This blog post has made $0 (as of 7/17/23).
Depending on how long ago it was published, that figure should serve as either commentary on the unpredictable futility of content marketing, or as an incredible proof point of the success of content marketing. Hopefully the latter.
Because this took a long time to write! And even though I mostly wrote it because I hope that you will read it, enjoy it, and learn something valuable from it…
I also sort of wrote it because I hope that after doing all that, you might try out Hex, and maybe some day even start paying us some money.
But without the ability to calculate exactly how many people paid for Hex as a result of this blog, we cannot answer the two most important questions to ask of any marketing activity: “Was it worth it?” and “What should we do differently next time?”
This blog post details the efficient way we built a first-touch marketing attribution model at Hex, why we decided to do it this way, and how you can build your own.
Marketing attribution is the process of assigning credit to the activities that drive a customer to convert.
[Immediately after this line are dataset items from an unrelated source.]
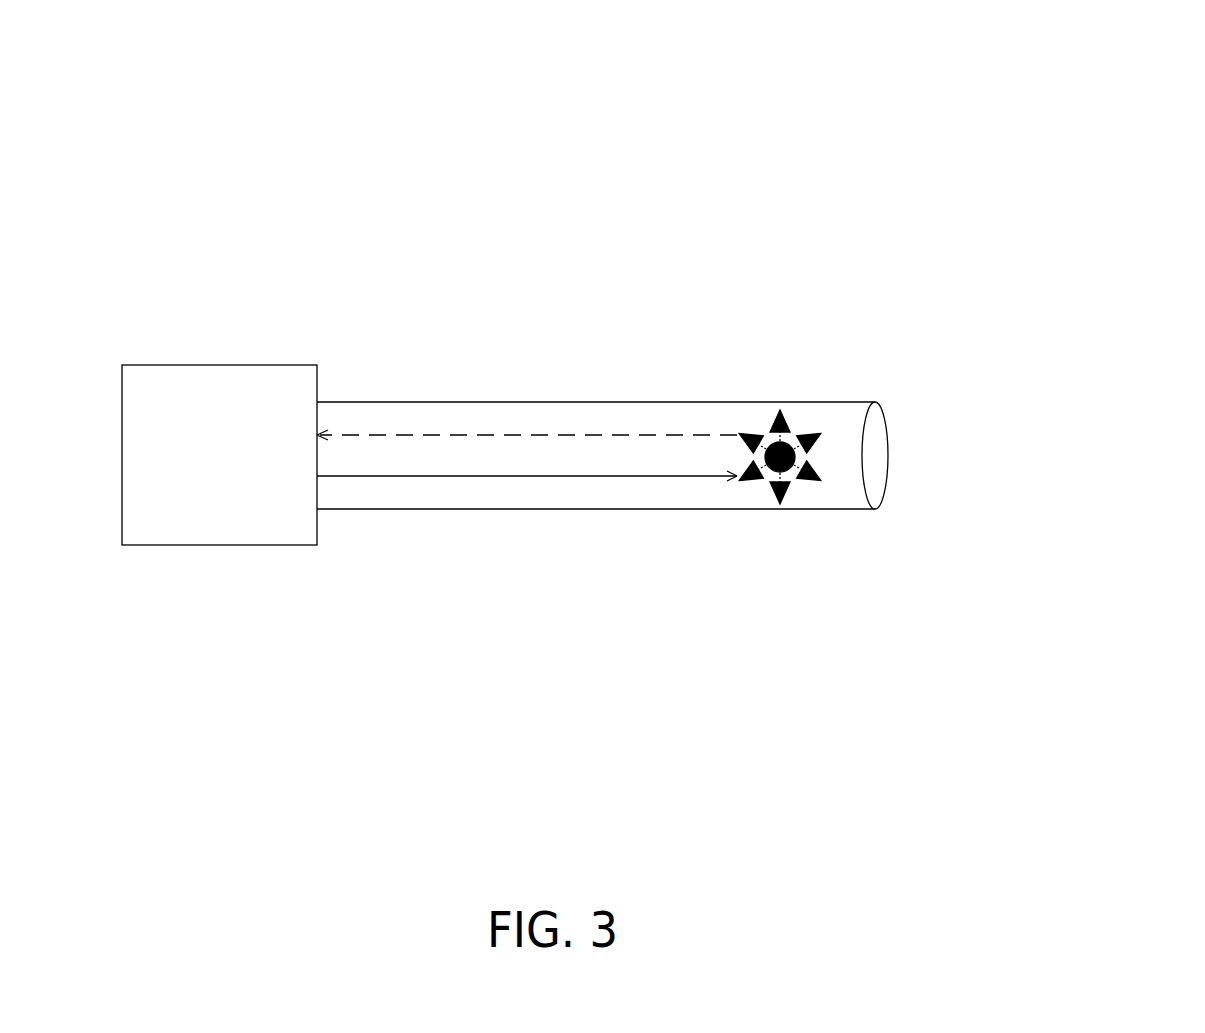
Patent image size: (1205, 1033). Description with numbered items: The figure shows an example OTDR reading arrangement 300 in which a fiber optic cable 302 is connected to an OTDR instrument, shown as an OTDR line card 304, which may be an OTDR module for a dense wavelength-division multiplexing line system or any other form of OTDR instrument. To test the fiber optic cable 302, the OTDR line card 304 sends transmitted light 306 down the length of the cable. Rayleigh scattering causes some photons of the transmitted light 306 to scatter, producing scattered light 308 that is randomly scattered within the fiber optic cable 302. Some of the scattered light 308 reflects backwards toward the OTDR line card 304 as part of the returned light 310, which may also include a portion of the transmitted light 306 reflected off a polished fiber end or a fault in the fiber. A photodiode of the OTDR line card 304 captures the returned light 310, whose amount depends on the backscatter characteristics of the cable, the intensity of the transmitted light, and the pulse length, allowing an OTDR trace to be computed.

The OTDR system 300 is at (1101, 76).
The fiber optic cable 302 is at (833, 510).
The OTDR line card 304 is at (238, 495).
The transmitted light 306 is at (527, 487).
The scattered light 308 is at (825, 398).
The returned light 310 is at (527, 423).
There are lots of tools and services you can purchase to do marketing attribution, but if you want the most control over the solution, developing one on your own with SQL is probably the right approach.
There are many different ways to do marketing attribution, but most of them fall into two different categories; single touch and multi touch attribution. Within those two categories, there are many different ways to actually attribute credit in your model.
Here are a few common ways:
First-touch attribution - 100% of the attribution goes to the first touch
Last-touch attribution - 100% of the attribution goes to the last touch
Linear attribution - The attribution is split evenly between all touches
Weighted multi-touch attribution - The attribution is split between all the touches, but each touch is weighted differently.
And no, it’s not fake. Although I suppose we did kind of just make it up.
Attribution is a highly debated topic, filled with many spicy takes. Often times building an attribution model can turn into a huge time sink, so as an analyst it is very important to prioritize speed-to-value with your resources.
If you are building your own attribution model, the method of attribution you choose will be dictated by your current data ecosystem. One of the foundational pieces to most of those attribution models is something called web sessions.
Web sessions represent a period in time, that a user interacts with your web site or app.
They are typically defined by a series of page views or other actions.
At Hex, we had not developed a model that turned our web traffic into sessions.
That brought us to an important inflection point in the process. We needed to decide if we were going to shift gears and build a sessions model, or find a way to continue to move quickly to provide value.
So we decided to go with a first-touch model. It aligned with our top-of-funnel focus, and allowed us to quickly provide some value and insight into where our conversions are coming.
1. Categorize traffic into channels
Our site traffic comes from many sources, so it is important to group traffic into categories. This is done by using a combination of referrer information and utm attributes to determine these channels.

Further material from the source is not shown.